Czech insolvency rules to change under Lex COVID-19

Czech Republic

In response to the anticipated economic impact of the Covid-19 pandemic, on 31 March 2020 the Czech Government approved the so-called ‘Lex COVID-19’ and sent the draft law to the Parliament for expedited legislative processing. This article focuses on the implications of the Lex COVID-19 on the insolvency proceedings in the Czech Republic. For wider implications of the Lex COVID-19, please see this article.

The proposal is subject to further changes by the Czech Parliament. If passed, the changes to the insolvency rules shall be effective upon publishing in the Czech Collection of Laws.

Suspension of existing rules

The main protective measure for businesses is the suspension of the statutory duty of the management to file for insolvency without delays after the management has learnt about the insolvency of the company. However, the right to suspend the filing shall not apply if the debtor was insolvent before the emergency measure were adopted (presumably 12 March 2020) or if the insolvency is not principally related to the pandemic situation. This means that the debtors and their management will not face personal repercussions for causing any damage to creditors as a result of them failing to meet this duty. However, other statutory duties of the management, such as due care, shall still apply.

The suspension of the duty to file is proposed to remain in place for the period of six months following the end of the emergency measures, but no later than 31 December 2020.

The Lex COVID-19 further suspends the right of creditors to file for their debtor’s insolvency until 31 August 2020. Any such creditor’s filing in this period will be disregarded and will not be published in the insolvency register. The relevant creditor will need to file a new petition after 31 August 2020.

Extraordinary Moratorium

The new law introduces an additional protective measure for business entities and individual entrepreneurs by way of an extraordinary moratorium. A petition for an extraordinary moratorium may be filed until 31 August 2020 unless the debtor was insolvent on or prior to 12 March 2020, in which case only an ordinary moratorium can be applied for.

Unlike the ordinary moratorium under the current insolvency rules, the extraordinary moratorium does not require consent from the majority of the debtor’s creditors with the moratorium. The extraordinary moratorium shall be declared by the court for as long as three months and may be prolonged for another three months subject to the approval of the majority of the creditors.

The effects of the extraordinary moratorium are quite extensive and may have a significant impact on the debtor’s business partners, in particular suppliers and financing banks. Rights of the business counterparties to terminate their contracts or to refuse to perform under such contracts will be very limited. This will also apply to loan providers, such as banks, unless the new drawdown of loans or other financial performances is refused because of a breach that has occurred before the declaration of the extraordinary moratorium.

Specific measures in reorganisations

Debtors with approved reorganisation plan as of 12 March 2020 may ask the court to suspend the debtor’s obligation to fulfil the plan. The right of suspension may not be extended beyond the period of six months following the end of the emergency measures, but no later than 31 December 2020.

Specific measures in relation to discharge of debt proceedings (oddlužení)

The Lex COVID-19 introduces new rules for debtors with instalment plans approved before 31 May 2019.
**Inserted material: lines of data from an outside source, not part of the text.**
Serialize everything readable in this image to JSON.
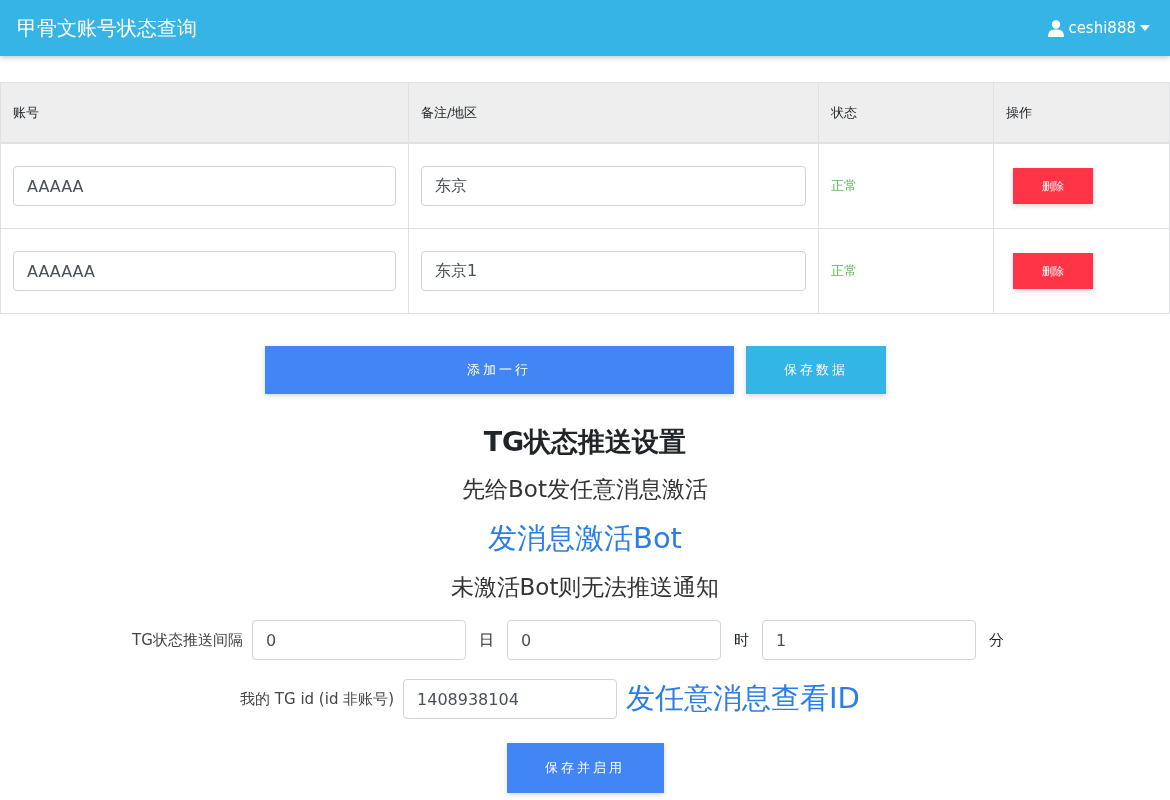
{
  "navbar": {
    "title": "甲骨文账号状态查询",
    "user": "ceshi888"
  },
  "table": {
    "columns": [
      "账号",
      "备注/地区",
      "状态",
      "操作"
    ],
    "rows": [
      {
        "account": "AAAAA",
        "note": "东京",
        "status": "正常",
        "action": "删除"
      },
      {
        "account": "AAAAAA",
        "note": "东京1",
        "status": "正常",
        "action": "删除"
      }
    ]
  },
  "buttons": {
    "add": "添加一行",
    "save": "保存数据"
  },
  "tg": {
    "title": "TG状态推送设置",
    "line1": "先给Bot发任意消息激活",
    "link1": "发消息激活Bot",
    "line2": "未激活Bot则无法推送通知",
    "interval_label": "TG状态推送间隔",
    "interval": [
      {
        "value": "0",
        "unit": "日"
      },
      {
        "value": "0",
        "unit": "时"
      },
      {
        "value": "1",
        "unit": "分"
      }
    ],
    "id_label": "我的 TG id (id 非账号)",
    "id_value": "1408938104",
    "id_link": "发任意消息查看ID",
    "submit": "保存并启用"
  }
}
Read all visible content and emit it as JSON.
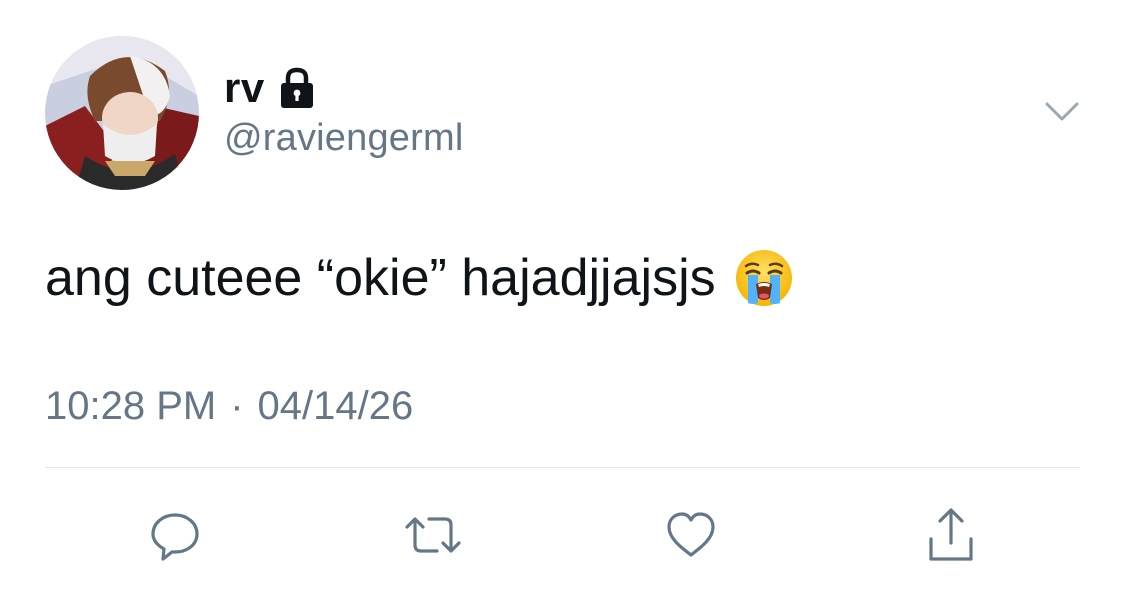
{
  "tweet": {
    "display_name": "rv",
    "handle": "@raviengerml",
    "text": "ang cuteee “okie” hajadjjajsjs",
    "emoji": "loudly-crying-face",
    "time": "10:28 PM",
    "separator": "·",
    "date": "04/14/26",
    "protected_account": true
  },
  "icons": {
    "lock": "lock-icon",
    "menu": "chevron-down-icon",
    "reply": "reply-icon",
    "retweet": "retweet-icon",
    "like": "heart-icon",
    "share": "share-icon"
  },
  "colors": {
    "text_primary": "#0f1419",
    "text_secondary": "#657786",
    "divider": "#e1e8ed",
    "icon_gray": "#657786"
  }
}
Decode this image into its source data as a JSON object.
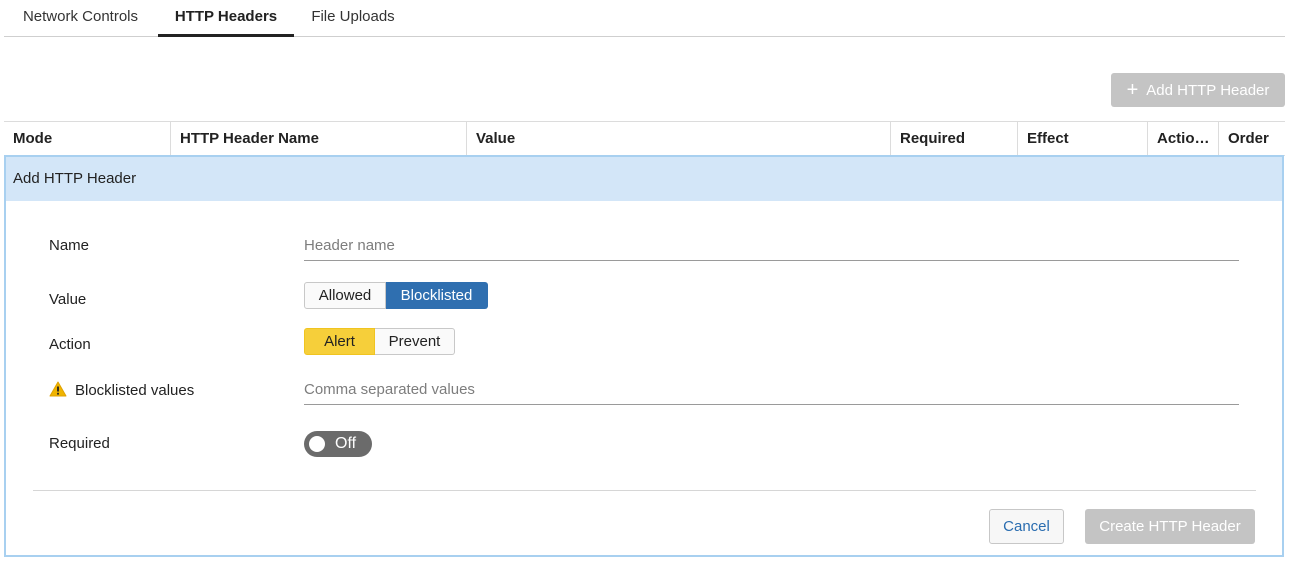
{
  "tabs": [
    "Network Controls",
    "HTTP Headers",
    "File Uploads"
  ],
  "active_tab": "HTTP Headers",
  "toolbar": {
    "add_label": "Add HTTP Header",
    "add_icon": "plus-icon"
  },
  "table": {
    "columns": [
      "Mode",
      "HTTP Header Name",
      "Value",
      "Required",
      "Effect",
      "Actio…",
      "Order"
    ]
  },
  "form": {
    "title": "Add HTTP Header",
    "name_label": "Name",
    "name_placeholder": "Header name",
    "name_value": "",
    "value_label": "Value",
    "value_options": [
      "Allowed",
      "Blocklisted"
    ],
    "value_selected": "Blocklisted",
    "action_label": "Action",
    "action_options": [
      "Alert",
      "Prevent"
    ],
    "action_selected": "Alert",
    "blocklisted_label": "Blocklisted values",
    "blocklisted_icon": "warning-icon",
    "blocklisted_placeholder": "Comma separated values",
    "blocklisted_value": "",
    "required_label": "Required",
    "required_toggle": "Off",
    "cancel_label": "Cancel",
    "create_label": "Create HTTP Header"
  },
  "colors": {
    "selected_blue": "#2f6fb0",
    "selected_yellow": "#f6cf3a",
    "panel_header_bg": "#d3e6f8",
    "panel_border": "#a8d0f0",
    "disabled_button": "#c4c4c4"
  }
}
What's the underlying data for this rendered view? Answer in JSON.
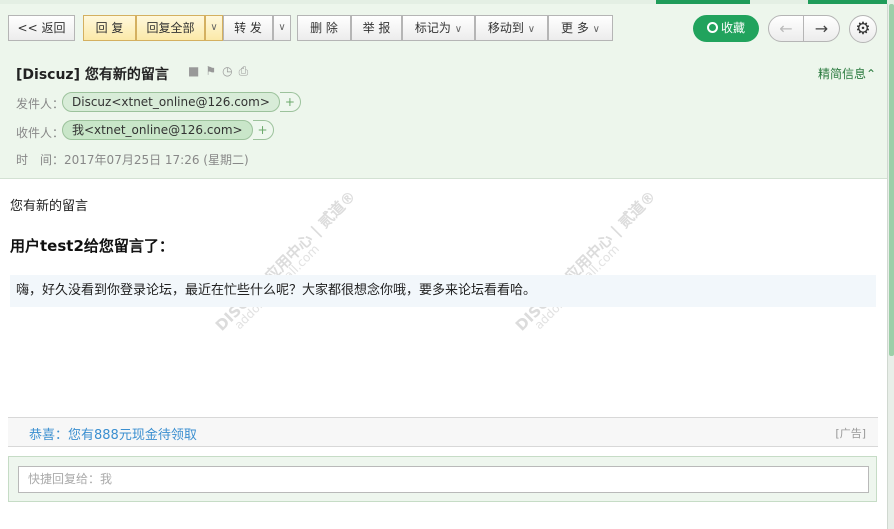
{
  "toolbar": {
    "back_label": "<< 返回",
    "reply_label": "回 复",
    "reply_all_label": "回复全部",
    "forward_label": "转 发",
    "delete_label": "删 除",
    "report_label": "举 报",
    "mark_as_label": "标记为",
    "move_to_label": "移动到",
    "more_label": "更 多",
    "favorite_label": "收藏",
    "caret": "∨",
    "prev_arrow": "←",
    "next_arrow": "→",
    "gear": "⚙"
  },
  "header": {
    "subject": "[Discuz] 您有新的留言",
    "detail_link": "精简信息",
    "from_label": "发件人：",
    "from_value": "Discuz<xtnet_online@126.com>",
    "to_label": "收件人：",
    "to_value": "我<xtnet_online@126.com>",
    "add_plus": "+",
    "time_label": "时　间：",
    "time_value": "2017年07月25日 17:26 (星期二)"
  },
  "body": {
    "line1": "您有新的留言",
    "heading": "用户test2给您留言了：",
    "quote": "嗨，好久没看到你登录论坛，最近在忙些什么呢？大家都很想念你哦，要多来论坛看看哈。"
  },
  "watermark": {
    "text": "DISCUZ!应用中心 | 贰道®",
    "url": "addon.dismall.com"
  },
  "ad": {
    "text": "恭喜：您有888元现金待领取",
    "tag": "[广告]"
  },
  "reply": {
    "placeholder": "快捷回复给：我"
  },
  "colors": {
    "accent_green": "#21a35d",
    "header_bg": "#edf6ec",
    "link_blue": "#3b8fd0"
  }
}
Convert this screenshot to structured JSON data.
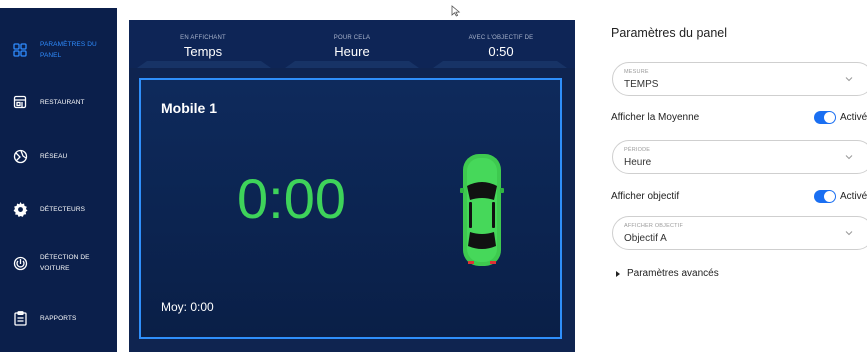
{
  "sidebar": {
    "items": [
      {
        "label": "PARAMÈTRES DU PANEL",
        "icon": "grid-icon",
        "active": true
      },
      {
        "label": "RESTAURANT",
        "icon": "store-icon"
      },
      {
        "label": "RÉSEAU",
        "icon": "network-icon"
      },
      {
        "label": "DÉTECTEURS",
        "icon": "gear-icon"
      },
      {
        "label": "DÉTECTION DE VOITURE",
        "icon": "detection-icon"
      },
      {
        "label": "RAPPORTS",
        "icon": "clipboard-icon"
      }
    ],
    "accent": "#2f8cff",
    "bg": "#0b1f4b"
  },
  "header": {
    "cols": [
      {
        "caption": "EN AFFICHANT",
        "value": "Temps"
      },
      {
        "caption": "POUR CELA",
        "value": "Heure"
      },
      {
        "caption": "AVEC L'OBJECTIF DE",
        "value": "0:50"
      }
    ]
  },
  "panel": {
    "title": "Mobile 1",
    "time": "0:00",
    "average": "Moy: 0:00",
    "time_color": "#3ed35a",
    "border_color": "#2f8ffb"
  },
  "settings": {
    "title": "Paramètres du panel",
    "measure": {
      "caption": "MESURE",
      "value": "TEMPS"
    },
    "show_average": {
      "label": "Afficher la Moyenne",
      "state": "Activé",
      "on": true
    },
    "period": {
      "caption": "PÉRIODE",
      "value": "Heure"
    },
    "show_objective": {
      "label": "Afficher objectif",
      "state": "Activé",
      "on": true
    },
    "objective": {
      "caption": "AFFICHER OBJECTIF",
      "value": "Objectif A"
    },
    "advanced": "Paramètres avancés",
    "toggle_color": "#1a6ff2"
  }
}
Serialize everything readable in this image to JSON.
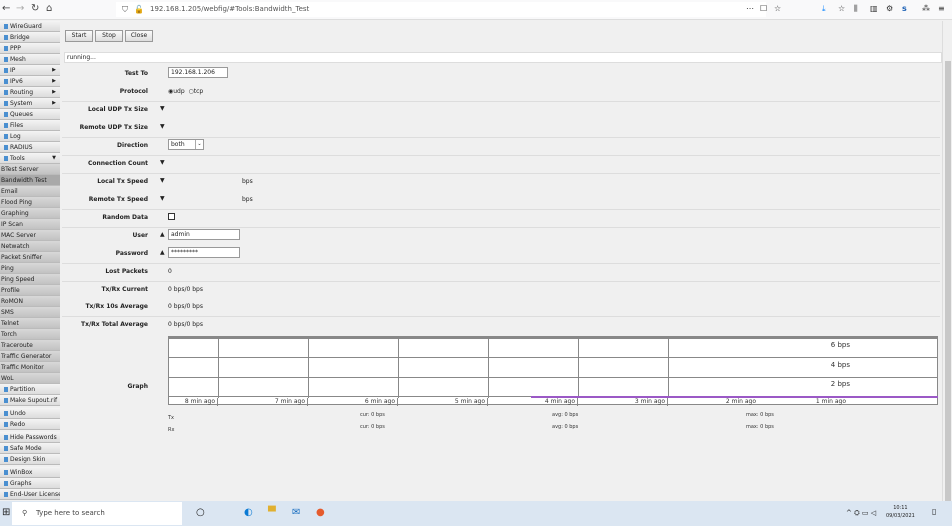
{
  "browser": {
    "url": "192.168.1.205/webfig/#Tools:Bandwidth_Test"
  },
  "sidebar": {
    "items": [
      {
        "label": "WireGuard",
        "type": "top"
      },
      {
        "label": "Bridge",
        "type": "top"
      },
      {
        "label": "PPP",
        "type": "top"
      },
      {
        "label": "Mesh",
        "type": "top"
      },
      {
        "label": "IP",
        "type": "top",
        "arrow": "▶"
      },
      {
        "label": "IPv6",
        "type": "top",
        "arrow": "▶"
      },
      {
        "label": "Routing",
        "type": "top",
        "arrow": "▶"
      },
      {
        "label": "System",
        "type": "top",
        "arrow": "▶"
      },
      {
        "label": "Queues",
        "type": "top"
      },
      {
        "label": "Files",
        "type": "top"
      },
      {
        "label": "Log",
        "type": "top"
      },
      {
        "label": "RADIUS",
        "type": "top"
      },
      {
        "label": "Tools",
        "type": "top",
        "arrow": "▼"
      },
      {
        "label": "BTest Server",
        "type": "sub"
      },
      {
        "label": "Bandwidth Test",
        "type": "sel"
      },
      {
        "label": "Email",
        "type": "sub"
      },
      {
        "label": "Flood Ping",
        "type": "sub"
      },
      {
        "label": "Graphing",
        "type": "sub"
      },
      {
        "label": "IP Scan",
        "type": "sub"
      },
      {
        "label": "MAC Server",
        "type": "sub"
      },
      {
        "label": "Netwatch",
        "type": "sub"
      },
      {
        "label": "Packet Sniffer",
        "type": "sub"
      },
      {
        "label": "Ping",
        "type": "sub"
      },
      {
        "label": "Ping Speed",
        "type": "sub"
      },
      {
        "label": "Profile",
        "type": "sub"
      },
      {
        "label": "RoMON",
        "type": "sub"
      },
      {
        "label": "SMS",
        "type": "sub"
      },
      {
        "label": "Telnet",
        "type": "sub"
      },
      {
        "label": "Torch",
        "type": "sub"
      },
      {
        "label": "Traceroute",
        "type": "sub"
      },
      {
        "label": "Traffic Generator",
        "type": "sub"
      },
      {
        "label": "Traffic Monitor",
        "type": "sub"
      },
      {
        "label": "WoL",
        "type": "sub"
      },
      {
        "label": "Partition",
        "type": "top"
      },
      {
        "label": "Make Supout.rif",
        "type": "top"
      },
      {
        "label": "Undo",
        "type": "gap"
      },
      {
        "label": "Redo",
        "type": "top"
      },
      {
        "label": "Hide Passwords",
        "type": "gap"
      },
      {
        "label": "Safe Mode",
        "type": "top"
      },
      {
        "label": "Design Skin",
        "type": "top"
      },
      {
        "label": "WinBox",
        "type": "gap"
      },
      {
        "label": "Graphs",
        "type": "top"
      },
      {
        "label": "End-User License",
        "type": "top"
      }
    ]
  },
  "toolbar": {
    "start": "Start",
    "stop": "Stop",
    "close": "Close"
  },
  "status": "running...",
  "form": {
    "test_to": {
      "label": "Test To",
      "value": "192.168.1.206"
    },
    "protocol": {
      "label": "Protocol",
      "udp": "udp",
      "tcp": "tcp",
      "selected": "udp"
    },
    "local_udp": {
      "label": "Local UDP Tx Size"
    },
    "remote_udp": {
      "label": "Remote UDP Tx Size"
    },
    "direction": {
      "label": "Direction",
      "value": "both"
    },
    "conn_count": {
      "label": "Connection Count"
    },
    "local_tx": {
      "label": "Local Tx Speed",
      "unit": "bps"
    },
    "remote_tx": {
      "label": "Remote Tx Speed",
      "unit": "bps"
    },
    "random": {
      "label": "Random Data",
      "checked": false
    },
    "user": {
      "label": "User",
      "value": "admin"
    },
    "password": {
      "label": "Password",
      "value": "*********"
    },
    "lost": {
      "label": "Lost Packets",
      "value": "0"
    },
    "current": {
      "label": "Tx/Rx Current",
      "value": "0 bps/0 bps"
    },
    "avg10": {
      "label": "Tx/Rx 10s Average",
      "value": "0 bps/0 bps"
    },
    "total": {
      "label": "Tx/Rx Total Average",
      "value": "0 bps/0 bps"
    },
    "graph": {
      "label": "Graph"
    }
  },
  "graph": {
    "y_labels": [
      "6 bps",
      "4 bps",
      "2 bps"
    ],
    "x_labels": [
      "8 min ago",
      "7 min ago",
      "6 min ago",
      "5 min ago",
      "4 min ago",
      "3 min ago",
      "2 min ago",
      "1 min ago"
    ],
    "tx_color": "#9b59c6",
    "legend": [
      {
        "name": "Tx",
        "cur": "cur: 0 bps",
        "avg": "avg: 0 bps",
        "max": "max: 0 bps"
      },
      {
        "name": "Rx",
        "cur": "cur: 0 bps",
        "avg": "avg: 0 bps",
        "max": "max: 0 bps"
      }
    ]
  },
  "taskbar": {
    "search_placeholder": "Type here to search",
    "time": "10:11",
    "date": "09/03/2021"
  }
}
Debtors may ask the court to approve lower monthly instalments if individual circumstances (such as their personal economic situation) has significantly changed. New instalments may lead to a lower satisfaction than 50% of the creditors’ claims and the opinion of creditors on the debtor’s proposal will not be ascertained by the courts. The court may issue such a decision anytime until the expiration of 12 months following the end of the emergency measures.

The court will not terminate the discharge of debt proceedings if the debtor fails to meet the major part of the instalment plan if such failure is predominantly the result of the pandemic situation.

Due to the expected decrease in income of the debtors, the Lex COVID-19 gives the debtors the right to ask the court to grant the relief from the remaining unpaid debts under less strict conditions. If following the expiration of the instalment plan (a five year period) the debtor has paid to its unsecured creditors less than 30% (or 50% in some cases) of the debt, the court may grant the debt relief to the debtor if the debtor demonstrates that the above thresholds were not reached due to the reasons outside the debtor’s control. This may be particularly relevant in the current pandemic situation. If this happens, the debtor would not be required to prove further conditions necessary for the debt relief as applicable under the current insolvency rules.

The above changes may mean that in the proceedings approved by the court before 31 May 2019, the unsecured creditors’ satisfaction rate may fall below the minimum of 30% (and the debtor will still have the remaining unpaid debts waived) if the debtor is able to prove that the drop in the creditors’ satisfaction is the result of the pandemic situation.

This article has been prepared using information available as of 1 April 2020. We will update this content if the draft law changes during the course of its approval by the Czech Parliament.